Морт помнил, как однажды пытался заговорить с юнцом… но тот, открывавший рот на занятиях, только когда спрашивали, оказался почти косноязычным. Когда он говорил, то мямлил и запинался, как белая голытьба с четырьмя классами образования. Рассказы Кинтнера оказались его настоящим голосом.

И ты его украл.

– Заткнись, – пробормотал Морт. – Ну заткнись.

Ты был вторым и не мог этого вынести. Ты обрадовался, когда он ушел, потому что ты снова стал первым, как привык.

Да, это правда. А через год, готовясь к выпускным, Морт наводил порядок в шкафу убогой квартиры в Льюистоне, которую снимал с двумя студентами, и наткнулся на распечатки с курса писательского мастерства Перкинса. Там был только один рассказ Кинтнера, и это случайно оказалась «Лютиковая миля».

Морт помнил, как сидел на вытертом, пахнущем пивом коврике в спальне, перечитывая рассказ, и его охватила почти забытая зависть.

Остальные распечатки Мот выбросил, но эту взял с собой… по причинам, вдумываться в которые не хотел.

На правах второкурсника Морт отдал свой рассказ в литературный журнал под названием «Ежеквартальник Аспена». Рассказ вернулся с пометкой – читатели нашли рассказ очень хорошим, хотя окончание сочли довольно наивным. Приписка, которую Морт нашел снисходительной и щекочуще-подстрекающей, приглашала его присылать материалы и впредь.

За два следующих года он предложил этому журналу еще четыре рассказа. Ни один принят не был, но каждое уведомление об отказе сопровождалось письмом, адресованным ему лично. Как всякий автор, которого не печатают, Морт познал мучительные метания между оптимизмом и пессимизмом. Бывали дни, когда он твердо знал: покорить «Ежеквартальник Аспена» – лишь вопрос времени. Бывали дни, когда он не сомневался, что весь редакторский состав, эти хилые конторские крысы, играет с ним, дразнит, как человек голодного пса, держа у него над головой кусок мяса и отдергивая руку, стоит ему подпрыгнуть. Морт представлял, как кто-нибудь из них достает из коричневого конверта его рукопись и кричит: «Очередная фигня от мэнского графомана! Кто отпишется на этот раз?» И все начинают хохотать, катаясь по полу, под постерами Джоан Баэз и «Моби Грейп» в «Филлморе»[29].

Но в подобную депрессию Морт впадал лишь изредка.
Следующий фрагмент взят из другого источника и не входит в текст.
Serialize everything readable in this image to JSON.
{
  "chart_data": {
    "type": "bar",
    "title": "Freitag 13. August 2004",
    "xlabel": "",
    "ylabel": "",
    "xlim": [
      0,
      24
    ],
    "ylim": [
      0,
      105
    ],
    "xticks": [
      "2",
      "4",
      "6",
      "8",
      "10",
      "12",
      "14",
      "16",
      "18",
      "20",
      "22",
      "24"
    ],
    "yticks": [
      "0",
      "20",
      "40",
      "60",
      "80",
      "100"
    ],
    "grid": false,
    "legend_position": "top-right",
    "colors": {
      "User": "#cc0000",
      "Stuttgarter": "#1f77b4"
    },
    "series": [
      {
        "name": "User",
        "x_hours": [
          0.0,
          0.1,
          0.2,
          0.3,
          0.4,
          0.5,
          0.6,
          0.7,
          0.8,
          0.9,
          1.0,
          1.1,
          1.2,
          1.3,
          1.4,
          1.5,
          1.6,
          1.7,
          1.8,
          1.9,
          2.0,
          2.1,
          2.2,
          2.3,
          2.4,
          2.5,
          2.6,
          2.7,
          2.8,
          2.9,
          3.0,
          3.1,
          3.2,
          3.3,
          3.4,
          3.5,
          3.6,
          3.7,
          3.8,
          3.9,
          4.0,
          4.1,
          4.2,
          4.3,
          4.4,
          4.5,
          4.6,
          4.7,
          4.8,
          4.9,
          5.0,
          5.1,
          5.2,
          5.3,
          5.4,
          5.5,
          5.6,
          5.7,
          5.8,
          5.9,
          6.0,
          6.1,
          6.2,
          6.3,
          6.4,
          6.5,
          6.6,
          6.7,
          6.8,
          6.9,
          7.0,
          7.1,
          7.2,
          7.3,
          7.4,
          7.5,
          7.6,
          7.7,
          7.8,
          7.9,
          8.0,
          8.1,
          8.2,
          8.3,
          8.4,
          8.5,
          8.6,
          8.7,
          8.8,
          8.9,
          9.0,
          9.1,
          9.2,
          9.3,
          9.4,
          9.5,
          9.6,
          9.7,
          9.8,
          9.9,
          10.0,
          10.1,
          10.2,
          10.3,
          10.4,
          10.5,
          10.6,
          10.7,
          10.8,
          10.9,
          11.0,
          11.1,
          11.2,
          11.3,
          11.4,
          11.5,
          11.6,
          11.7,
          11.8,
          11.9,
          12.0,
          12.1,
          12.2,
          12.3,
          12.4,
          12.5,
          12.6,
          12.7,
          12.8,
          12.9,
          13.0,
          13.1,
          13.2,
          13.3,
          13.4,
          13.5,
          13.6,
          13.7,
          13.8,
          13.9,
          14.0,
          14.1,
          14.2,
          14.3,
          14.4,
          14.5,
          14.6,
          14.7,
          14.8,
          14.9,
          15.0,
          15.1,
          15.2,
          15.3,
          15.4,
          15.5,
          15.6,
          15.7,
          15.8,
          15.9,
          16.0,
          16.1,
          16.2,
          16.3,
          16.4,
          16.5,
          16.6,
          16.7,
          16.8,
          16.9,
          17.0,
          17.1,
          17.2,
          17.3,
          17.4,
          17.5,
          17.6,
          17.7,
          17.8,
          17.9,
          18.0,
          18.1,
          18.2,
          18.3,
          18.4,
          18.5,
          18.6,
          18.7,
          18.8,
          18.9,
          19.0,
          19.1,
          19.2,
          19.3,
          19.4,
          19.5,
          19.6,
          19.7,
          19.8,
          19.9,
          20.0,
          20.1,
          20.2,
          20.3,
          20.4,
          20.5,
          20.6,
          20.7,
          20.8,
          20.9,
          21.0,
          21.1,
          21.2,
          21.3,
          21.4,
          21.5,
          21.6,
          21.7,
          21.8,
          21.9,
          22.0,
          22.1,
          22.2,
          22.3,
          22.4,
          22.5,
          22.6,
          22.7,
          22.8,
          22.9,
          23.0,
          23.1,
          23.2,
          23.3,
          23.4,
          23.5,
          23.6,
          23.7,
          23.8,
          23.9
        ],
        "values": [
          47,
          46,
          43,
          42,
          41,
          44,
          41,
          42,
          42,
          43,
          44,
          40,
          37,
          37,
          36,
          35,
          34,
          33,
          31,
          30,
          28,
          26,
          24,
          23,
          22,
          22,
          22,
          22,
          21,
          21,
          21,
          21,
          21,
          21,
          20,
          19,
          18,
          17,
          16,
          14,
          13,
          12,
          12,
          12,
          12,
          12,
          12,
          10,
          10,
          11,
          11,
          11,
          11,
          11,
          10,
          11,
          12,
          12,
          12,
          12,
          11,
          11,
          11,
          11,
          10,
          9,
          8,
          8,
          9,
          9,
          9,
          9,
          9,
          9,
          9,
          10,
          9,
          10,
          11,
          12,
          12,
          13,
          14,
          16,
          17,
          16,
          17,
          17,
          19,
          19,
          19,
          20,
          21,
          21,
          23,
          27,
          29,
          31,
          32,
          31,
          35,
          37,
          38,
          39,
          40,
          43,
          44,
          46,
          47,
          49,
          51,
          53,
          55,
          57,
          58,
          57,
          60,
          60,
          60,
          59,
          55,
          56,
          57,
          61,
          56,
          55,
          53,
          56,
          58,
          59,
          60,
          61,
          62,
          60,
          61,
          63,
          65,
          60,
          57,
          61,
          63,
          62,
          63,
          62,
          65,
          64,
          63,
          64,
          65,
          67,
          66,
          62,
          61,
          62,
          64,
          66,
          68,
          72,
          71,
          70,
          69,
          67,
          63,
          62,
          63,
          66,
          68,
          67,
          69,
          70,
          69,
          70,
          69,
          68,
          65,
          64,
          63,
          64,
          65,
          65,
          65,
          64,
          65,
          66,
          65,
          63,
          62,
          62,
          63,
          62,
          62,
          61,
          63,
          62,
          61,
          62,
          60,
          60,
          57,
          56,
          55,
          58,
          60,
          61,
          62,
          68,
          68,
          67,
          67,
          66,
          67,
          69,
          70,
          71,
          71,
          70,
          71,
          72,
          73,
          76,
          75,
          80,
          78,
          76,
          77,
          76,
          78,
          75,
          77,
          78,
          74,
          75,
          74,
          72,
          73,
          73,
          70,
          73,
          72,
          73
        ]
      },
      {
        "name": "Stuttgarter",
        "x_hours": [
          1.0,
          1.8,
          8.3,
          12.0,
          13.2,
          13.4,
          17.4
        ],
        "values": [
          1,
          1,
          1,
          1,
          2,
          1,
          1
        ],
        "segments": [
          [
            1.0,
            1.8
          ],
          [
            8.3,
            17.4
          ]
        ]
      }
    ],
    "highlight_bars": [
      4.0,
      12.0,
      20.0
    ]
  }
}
Зная, что станет настоящим писателем, он понимал, что пробиться – только вопрос времени. В то лето, работая официантом в ресторане «Рокленд», он вспомнил о рассказе Джона Кинтнера, подумав, что тот небось мотается на своем грузовичке, так и не выбившись из низов. И тут в голову Морту пришла идея – поменять название и послать «Лютиковую милю» в «Ежеквартальник Аспена» как свой рассказ! Морт еще помнил, как подумал тогда: вот будет прекрасная шутка над этими снобами, однако он и представить не мог, чем она обернется.

Он помнил, что не имел намерения опубликовать рассказ под своим именем… или имел такое намерение на подсознательном уровне, но не знал о нем. Если рассказ возьмут, что маловероятно, думал Морт, он его сразу отзовет под предлогом, что будет дорабатывать. А если снова откажут, у него по крайней мере появится повод порадоваться – Джон Кинтнер тоже недостаточно хорош для «Ежеквартальника Аспена».

И он послал рассказ в журнал.

И журнал его принял.

А Морт не стал его отзывать.

И ему прислали чек на двадцать пять долларов – «гонорар», как говорилось в сопроводительном письме.

И рассказ опубликовали.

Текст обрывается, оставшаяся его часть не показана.